The market ended mixed on Wednesday, with various benchmarks finishing on either side of the unchanged line. Investors had to deal with some conflicting news affecting their big-picture outlooks on the near-term prospects for stocks, and a lot will depend on how key issues like trade, interest rates, and political controversy in Washington pan out. Some individual stocks took substantial losses due to poor recent financial performance. Canada Goose Holdings (NYSE:GOOS), SmileDirectClub (NASDAQ:SDC), and Stratasys (NASDAQ:SSYS) were among the worst performers. Here's why they did so poorly.

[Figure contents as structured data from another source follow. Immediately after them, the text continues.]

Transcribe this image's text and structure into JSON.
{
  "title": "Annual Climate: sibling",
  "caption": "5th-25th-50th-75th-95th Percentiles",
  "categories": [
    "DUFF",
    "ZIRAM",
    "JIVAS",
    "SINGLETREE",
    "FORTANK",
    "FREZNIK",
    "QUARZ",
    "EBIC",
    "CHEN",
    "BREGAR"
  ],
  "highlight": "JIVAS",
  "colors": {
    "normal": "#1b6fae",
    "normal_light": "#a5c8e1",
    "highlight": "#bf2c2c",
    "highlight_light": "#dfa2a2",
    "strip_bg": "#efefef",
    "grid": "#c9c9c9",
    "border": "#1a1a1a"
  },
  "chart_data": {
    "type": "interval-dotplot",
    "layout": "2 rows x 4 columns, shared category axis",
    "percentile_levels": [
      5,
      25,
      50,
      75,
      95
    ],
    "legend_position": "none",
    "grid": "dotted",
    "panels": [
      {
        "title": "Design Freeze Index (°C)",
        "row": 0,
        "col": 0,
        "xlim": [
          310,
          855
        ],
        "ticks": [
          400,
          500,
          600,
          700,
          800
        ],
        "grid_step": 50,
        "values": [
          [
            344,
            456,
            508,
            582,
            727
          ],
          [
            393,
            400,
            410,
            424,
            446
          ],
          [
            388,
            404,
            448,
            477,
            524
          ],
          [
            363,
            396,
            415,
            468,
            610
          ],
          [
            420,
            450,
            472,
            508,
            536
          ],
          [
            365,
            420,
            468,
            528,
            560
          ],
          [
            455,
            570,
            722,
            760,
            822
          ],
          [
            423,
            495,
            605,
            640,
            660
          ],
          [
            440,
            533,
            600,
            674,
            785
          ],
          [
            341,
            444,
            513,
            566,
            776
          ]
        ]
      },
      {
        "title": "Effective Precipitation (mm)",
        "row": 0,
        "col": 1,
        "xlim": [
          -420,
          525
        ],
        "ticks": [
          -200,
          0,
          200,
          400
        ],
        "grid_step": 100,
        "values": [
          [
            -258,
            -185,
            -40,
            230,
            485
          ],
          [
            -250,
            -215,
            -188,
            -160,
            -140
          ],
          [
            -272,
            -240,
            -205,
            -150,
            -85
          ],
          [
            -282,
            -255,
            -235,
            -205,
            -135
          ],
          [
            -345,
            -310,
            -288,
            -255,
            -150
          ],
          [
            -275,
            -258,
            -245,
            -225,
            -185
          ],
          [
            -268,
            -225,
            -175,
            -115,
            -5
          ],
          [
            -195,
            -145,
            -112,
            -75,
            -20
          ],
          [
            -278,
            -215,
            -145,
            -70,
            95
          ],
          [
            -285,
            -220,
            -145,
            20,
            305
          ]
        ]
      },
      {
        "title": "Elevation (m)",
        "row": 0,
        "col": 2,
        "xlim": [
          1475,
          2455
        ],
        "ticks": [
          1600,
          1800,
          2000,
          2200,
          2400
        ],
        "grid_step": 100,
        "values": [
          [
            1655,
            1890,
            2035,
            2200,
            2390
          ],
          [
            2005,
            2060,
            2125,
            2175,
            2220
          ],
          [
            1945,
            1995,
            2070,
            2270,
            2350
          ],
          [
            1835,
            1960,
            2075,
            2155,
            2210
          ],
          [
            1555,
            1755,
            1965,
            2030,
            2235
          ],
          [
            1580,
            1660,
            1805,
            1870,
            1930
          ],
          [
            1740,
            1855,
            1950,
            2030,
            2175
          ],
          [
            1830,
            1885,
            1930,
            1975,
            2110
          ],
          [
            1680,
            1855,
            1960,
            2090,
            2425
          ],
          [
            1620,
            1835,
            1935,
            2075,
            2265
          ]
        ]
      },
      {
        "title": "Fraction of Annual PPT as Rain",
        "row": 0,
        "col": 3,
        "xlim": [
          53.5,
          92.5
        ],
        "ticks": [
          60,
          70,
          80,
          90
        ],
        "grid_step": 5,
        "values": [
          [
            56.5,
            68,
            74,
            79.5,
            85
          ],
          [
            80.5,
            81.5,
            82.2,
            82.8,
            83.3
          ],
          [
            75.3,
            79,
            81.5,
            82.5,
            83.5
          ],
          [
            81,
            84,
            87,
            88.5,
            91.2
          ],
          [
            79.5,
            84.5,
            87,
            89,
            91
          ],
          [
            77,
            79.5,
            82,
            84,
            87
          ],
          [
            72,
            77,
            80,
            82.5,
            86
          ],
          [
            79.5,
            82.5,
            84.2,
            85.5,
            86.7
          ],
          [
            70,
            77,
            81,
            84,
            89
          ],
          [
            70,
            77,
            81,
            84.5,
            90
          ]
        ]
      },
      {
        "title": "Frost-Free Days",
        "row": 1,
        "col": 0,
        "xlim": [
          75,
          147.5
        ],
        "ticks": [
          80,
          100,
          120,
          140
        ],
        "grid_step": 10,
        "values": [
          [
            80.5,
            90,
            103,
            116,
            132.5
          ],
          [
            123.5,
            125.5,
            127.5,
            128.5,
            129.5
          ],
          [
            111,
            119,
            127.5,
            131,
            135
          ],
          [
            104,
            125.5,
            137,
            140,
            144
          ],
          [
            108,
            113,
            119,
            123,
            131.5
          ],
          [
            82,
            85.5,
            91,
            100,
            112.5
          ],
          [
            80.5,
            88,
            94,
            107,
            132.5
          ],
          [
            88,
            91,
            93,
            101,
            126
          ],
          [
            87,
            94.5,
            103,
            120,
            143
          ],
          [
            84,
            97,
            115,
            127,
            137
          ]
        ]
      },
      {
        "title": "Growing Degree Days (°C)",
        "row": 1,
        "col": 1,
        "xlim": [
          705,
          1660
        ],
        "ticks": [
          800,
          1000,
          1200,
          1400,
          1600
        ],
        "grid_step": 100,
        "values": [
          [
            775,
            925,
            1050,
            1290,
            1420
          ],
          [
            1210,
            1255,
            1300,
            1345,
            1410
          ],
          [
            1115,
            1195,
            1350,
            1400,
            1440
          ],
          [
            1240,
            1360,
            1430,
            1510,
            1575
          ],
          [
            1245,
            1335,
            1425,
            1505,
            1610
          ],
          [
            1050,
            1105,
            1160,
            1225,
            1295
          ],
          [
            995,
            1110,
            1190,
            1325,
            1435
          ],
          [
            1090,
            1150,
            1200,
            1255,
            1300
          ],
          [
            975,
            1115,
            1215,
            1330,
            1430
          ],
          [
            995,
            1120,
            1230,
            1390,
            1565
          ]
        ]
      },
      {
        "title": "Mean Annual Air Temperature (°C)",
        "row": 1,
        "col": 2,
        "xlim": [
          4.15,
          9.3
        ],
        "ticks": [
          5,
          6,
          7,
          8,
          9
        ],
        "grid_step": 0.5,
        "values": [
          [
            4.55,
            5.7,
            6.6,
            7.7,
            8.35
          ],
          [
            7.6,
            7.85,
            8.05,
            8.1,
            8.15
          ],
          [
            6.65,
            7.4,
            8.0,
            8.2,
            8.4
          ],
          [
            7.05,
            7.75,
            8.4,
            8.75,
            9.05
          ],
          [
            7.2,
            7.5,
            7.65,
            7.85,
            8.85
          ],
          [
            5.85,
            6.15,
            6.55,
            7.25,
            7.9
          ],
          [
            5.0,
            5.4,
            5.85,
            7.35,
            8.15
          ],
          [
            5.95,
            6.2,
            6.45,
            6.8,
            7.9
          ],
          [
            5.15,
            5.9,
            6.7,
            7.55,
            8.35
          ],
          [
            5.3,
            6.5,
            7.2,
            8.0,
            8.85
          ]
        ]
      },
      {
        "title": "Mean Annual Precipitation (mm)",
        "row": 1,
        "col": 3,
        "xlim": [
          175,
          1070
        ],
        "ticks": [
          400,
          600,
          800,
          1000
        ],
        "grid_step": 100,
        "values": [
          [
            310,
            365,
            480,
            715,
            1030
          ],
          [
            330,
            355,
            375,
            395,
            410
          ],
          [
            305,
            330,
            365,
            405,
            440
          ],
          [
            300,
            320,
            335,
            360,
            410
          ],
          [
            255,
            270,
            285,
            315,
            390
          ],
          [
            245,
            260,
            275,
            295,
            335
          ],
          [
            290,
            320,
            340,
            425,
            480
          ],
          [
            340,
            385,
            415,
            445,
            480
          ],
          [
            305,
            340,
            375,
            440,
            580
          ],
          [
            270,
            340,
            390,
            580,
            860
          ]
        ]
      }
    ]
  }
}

Canada Goose has a China problem

Shares of Canada Goose Holdings dropped 11% following the outerwear specialist's fiscal second-quarter financial results. On their face, the company's numbers looked strong, including a 28% rise in revenue and a 24% jump in adjusted earnings per share. CEO Dani Reiss pointed to "the strength of our brand and power of our unique business model" in driving strong performance. However, Canada Goose noted that protests in Hong Kong have had an adverse impact on its business, and some pointed to worries that some of the company's growth might have gotten pulled forward from future quarters. Shareholders in general seem to be concerned that ongoing geopolitical uncertainty in the region could continue to weigh on Canada Goose for the foreseeable future.

Person pulling Canada Goose jacket over his nose and mouth.

Image source: Canada Goose.

A big frown from SmileDirectClub

SmileDirectClub's stock plunged 20% after the dental alignment company reported significant losses in the third quarter. Revenue jumped more than 50% year over year during the period, and shipment counts climbed above the 106,000, up from just over 72,000 in the year-ago quarter. However, the amount of red ink for SmileDirectClub increased dramatically, due largely to higher market and selling expenses along with regular overhead costs. With near-term projections indicating more losses to come, it'll take a while for SmileDirectClub to start matching up with the bullish investing thesis that many shareholders have for it.

Stratasys sinks again

Finally, shares of Stratasys fell 11%. The 3-D printing specialist said that revenue for the third quarter of 2019 eased lower by 3% from year-ago levels. Adjusted net income climbed more than 10% year over year, but investors weren't pleased to see a big spike in overhead expenses. Stratasys also gave a dour outlook for the full year, failing to meet shareholders' expectations. Interim CEO Elan Jaglorn hopes that the company can wait out sluggish economic conditions across the globe until economies in Europe and the Asia-Pacific region can start bouncing back. Investors don't seem willing to stick around, however, sending Stratasys shares toward their worst levels of the year.